“I call him my miracle baby,” Mrs. Tebow begins in the commercial. “He almost didn’t make it into this world. I can remember so many times when I almost lost him. It was so hard.”
In the ad, Mrs. Tebow subtly alludes to when she was ill during an overseas missions trip while she was pregnant with Tim. Doctors at the time had advised her to have an abortion. Throughout the week leading up to the Super Bowl, pro-abortion activists waged a non-stop media campaign against the commercial under the mistaken notion that Focus on the Family would use the ad as an overt anti-abortion platform. Instead, nowhere is abortion even hinted at in the ad.

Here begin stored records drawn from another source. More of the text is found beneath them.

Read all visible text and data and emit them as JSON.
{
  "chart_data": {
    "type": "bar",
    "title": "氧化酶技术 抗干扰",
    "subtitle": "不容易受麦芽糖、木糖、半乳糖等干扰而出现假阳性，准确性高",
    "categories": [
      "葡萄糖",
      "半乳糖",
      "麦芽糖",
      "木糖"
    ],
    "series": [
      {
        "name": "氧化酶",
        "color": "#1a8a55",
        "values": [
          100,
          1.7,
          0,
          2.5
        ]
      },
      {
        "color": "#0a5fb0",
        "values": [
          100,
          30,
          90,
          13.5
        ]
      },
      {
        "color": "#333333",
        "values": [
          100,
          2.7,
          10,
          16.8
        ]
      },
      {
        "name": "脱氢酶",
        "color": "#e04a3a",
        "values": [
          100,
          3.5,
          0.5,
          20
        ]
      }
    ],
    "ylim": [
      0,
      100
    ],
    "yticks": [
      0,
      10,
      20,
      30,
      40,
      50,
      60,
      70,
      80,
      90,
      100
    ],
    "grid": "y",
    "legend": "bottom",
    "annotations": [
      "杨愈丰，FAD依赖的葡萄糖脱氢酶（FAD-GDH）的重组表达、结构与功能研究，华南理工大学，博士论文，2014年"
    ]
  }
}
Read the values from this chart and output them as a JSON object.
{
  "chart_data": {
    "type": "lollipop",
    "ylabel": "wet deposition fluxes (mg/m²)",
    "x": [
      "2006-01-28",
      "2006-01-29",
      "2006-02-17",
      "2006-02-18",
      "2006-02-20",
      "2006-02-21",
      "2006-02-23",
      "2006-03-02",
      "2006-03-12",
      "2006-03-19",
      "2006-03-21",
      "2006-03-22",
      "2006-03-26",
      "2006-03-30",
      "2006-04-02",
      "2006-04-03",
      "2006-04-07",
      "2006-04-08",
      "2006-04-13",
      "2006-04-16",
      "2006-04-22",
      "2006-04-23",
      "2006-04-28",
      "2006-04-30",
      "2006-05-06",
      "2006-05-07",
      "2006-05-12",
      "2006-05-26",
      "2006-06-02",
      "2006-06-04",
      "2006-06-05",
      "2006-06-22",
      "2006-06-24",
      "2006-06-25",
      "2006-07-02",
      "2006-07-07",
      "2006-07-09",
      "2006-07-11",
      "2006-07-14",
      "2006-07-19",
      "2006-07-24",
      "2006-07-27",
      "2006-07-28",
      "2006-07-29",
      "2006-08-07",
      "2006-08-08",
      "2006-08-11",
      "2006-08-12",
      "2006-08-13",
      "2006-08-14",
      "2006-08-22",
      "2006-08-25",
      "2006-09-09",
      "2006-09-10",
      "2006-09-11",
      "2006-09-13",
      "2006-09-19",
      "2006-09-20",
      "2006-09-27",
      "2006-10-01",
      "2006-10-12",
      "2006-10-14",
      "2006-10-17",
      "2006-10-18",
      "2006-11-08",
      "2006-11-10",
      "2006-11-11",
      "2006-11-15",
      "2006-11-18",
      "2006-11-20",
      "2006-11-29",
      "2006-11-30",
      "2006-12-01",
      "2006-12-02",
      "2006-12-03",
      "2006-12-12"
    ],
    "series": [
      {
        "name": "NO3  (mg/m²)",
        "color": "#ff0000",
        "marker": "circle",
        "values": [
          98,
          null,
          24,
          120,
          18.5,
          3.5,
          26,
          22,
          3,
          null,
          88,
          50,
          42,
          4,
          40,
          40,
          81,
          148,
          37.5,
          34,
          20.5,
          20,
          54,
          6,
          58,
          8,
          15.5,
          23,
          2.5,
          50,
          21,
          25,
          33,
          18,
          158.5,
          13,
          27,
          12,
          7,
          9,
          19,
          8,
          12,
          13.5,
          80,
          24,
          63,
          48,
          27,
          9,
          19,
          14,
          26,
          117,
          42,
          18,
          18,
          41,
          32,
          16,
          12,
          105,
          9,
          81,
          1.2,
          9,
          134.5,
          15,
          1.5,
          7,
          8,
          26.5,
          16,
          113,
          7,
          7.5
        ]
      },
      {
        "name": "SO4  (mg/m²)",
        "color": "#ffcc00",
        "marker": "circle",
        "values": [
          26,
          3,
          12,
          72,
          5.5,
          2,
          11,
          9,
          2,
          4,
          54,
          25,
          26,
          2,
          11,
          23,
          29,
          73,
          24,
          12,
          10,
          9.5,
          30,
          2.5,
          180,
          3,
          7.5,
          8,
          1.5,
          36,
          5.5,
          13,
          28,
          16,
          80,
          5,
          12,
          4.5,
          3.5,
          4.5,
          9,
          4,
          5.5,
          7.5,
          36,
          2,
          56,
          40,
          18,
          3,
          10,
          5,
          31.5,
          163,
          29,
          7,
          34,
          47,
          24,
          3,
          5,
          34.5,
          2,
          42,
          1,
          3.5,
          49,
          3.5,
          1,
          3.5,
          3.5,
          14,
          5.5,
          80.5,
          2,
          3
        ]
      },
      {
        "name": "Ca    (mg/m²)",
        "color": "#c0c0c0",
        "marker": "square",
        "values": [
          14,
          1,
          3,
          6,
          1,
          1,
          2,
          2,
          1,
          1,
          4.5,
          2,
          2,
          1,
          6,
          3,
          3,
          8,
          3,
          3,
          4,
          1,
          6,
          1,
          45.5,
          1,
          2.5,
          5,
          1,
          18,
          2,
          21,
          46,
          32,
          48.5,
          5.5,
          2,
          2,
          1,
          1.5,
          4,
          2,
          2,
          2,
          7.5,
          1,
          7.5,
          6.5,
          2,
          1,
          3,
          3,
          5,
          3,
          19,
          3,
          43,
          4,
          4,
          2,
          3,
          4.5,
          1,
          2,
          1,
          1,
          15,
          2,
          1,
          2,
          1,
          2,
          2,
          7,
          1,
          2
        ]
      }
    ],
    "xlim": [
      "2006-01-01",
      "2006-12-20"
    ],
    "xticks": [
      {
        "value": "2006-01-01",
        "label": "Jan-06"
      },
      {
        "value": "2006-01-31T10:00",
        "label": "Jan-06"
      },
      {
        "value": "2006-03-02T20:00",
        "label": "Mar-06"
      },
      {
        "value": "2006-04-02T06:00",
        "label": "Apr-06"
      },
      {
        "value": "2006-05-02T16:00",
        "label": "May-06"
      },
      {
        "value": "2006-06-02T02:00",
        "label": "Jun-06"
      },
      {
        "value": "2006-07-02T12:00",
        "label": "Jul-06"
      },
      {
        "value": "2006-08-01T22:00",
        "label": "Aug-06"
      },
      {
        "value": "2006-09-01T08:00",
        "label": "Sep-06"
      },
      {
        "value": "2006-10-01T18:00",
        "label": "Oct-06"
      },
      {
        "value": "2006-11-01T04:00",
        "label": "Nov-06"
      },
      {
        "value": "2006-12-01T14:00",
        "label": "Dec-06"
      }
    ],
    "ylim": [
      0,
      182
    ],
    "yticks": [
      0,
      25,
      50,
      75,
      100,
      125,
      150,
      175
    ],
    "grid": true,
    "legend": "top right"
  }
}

After a few seconds of telling the audience about the struggles her son had in being born, Mrs. Tebow says cheerfully, “Well he’s all grown up now, and I still worry about his health. You know, with all our family’s been through, you have to be tough…”
Here the ad takes an unexpected, absurd twist — all in keeping with the silly themes of nearly all of the ads that ran during the Super Bowl. Tim Tebow, who up until now has been absent from the ad, rushes in from off-camera, tackling his mother like the 300-pound defensive linemen he faced throughout his college career.
While in real life the hit the future NFL quarterback put on his mom would have done some real damage, in the commercial Mrs. Tebow hops up effortlessly, playfully rebuking her son, “Timmy! I’m trying to tell our story here.” Like a loving son, Tim hugs his mom and responds, “Sorry about that, Mom. You still worry about me…?" To which Mrs. Tebow responds, “Well, yeah, you’re not nearly as tough as I am.”
The ad closes by inviting viewers to find out more about Tim Tebow’s birth story by visiting Focus on the Family’s website.
While Focus on the Family reportedly paid an estimated $2.5 million for the 30-second spot, the publicity the group received because of attacks from its critics was priceless. Nearly every day, feminist and pro-abortion groups introduced a new tactic in an effort to denigrate Focus on the Family and pressure CBS officials to change their minds on running the ad.
Without having even previewed the ad, leaders of the Women’s Media Center urged women to sign a petition to CBS, arguing that the ad was “surrealistic” in its pro-life message. Wrongly assuming that Focus on the Family would give the abortion issue center stage, the National Organization for Women demanded that CBS pull the plug on the spot, saying that the abortion issue “has no place in the Super Bowl.” One high-profile attorney, Gloria Allred, even threatened to lodge a complaint with the FCC and FTC if the ad included what she claimed were inaccuracies in the Tebow’s inspiring story.
While media experts applauded Focus on the Family for creating a strategy that built millions of dollars in free pre-ad publicity, much of it coming from its own critics, the group’s leader said this was not their intention. “I’ve seen this called a brilliant marketing strategy,” said Focus on the Family’s CEO Jim Daly. “Well, I can assure you this was not something where we sat down to demonstrate brilliance.” Daly told USA Today that the group’s publicity department put the ad idea together, and the organization decided the Super Bowl was an ideal venue to air it.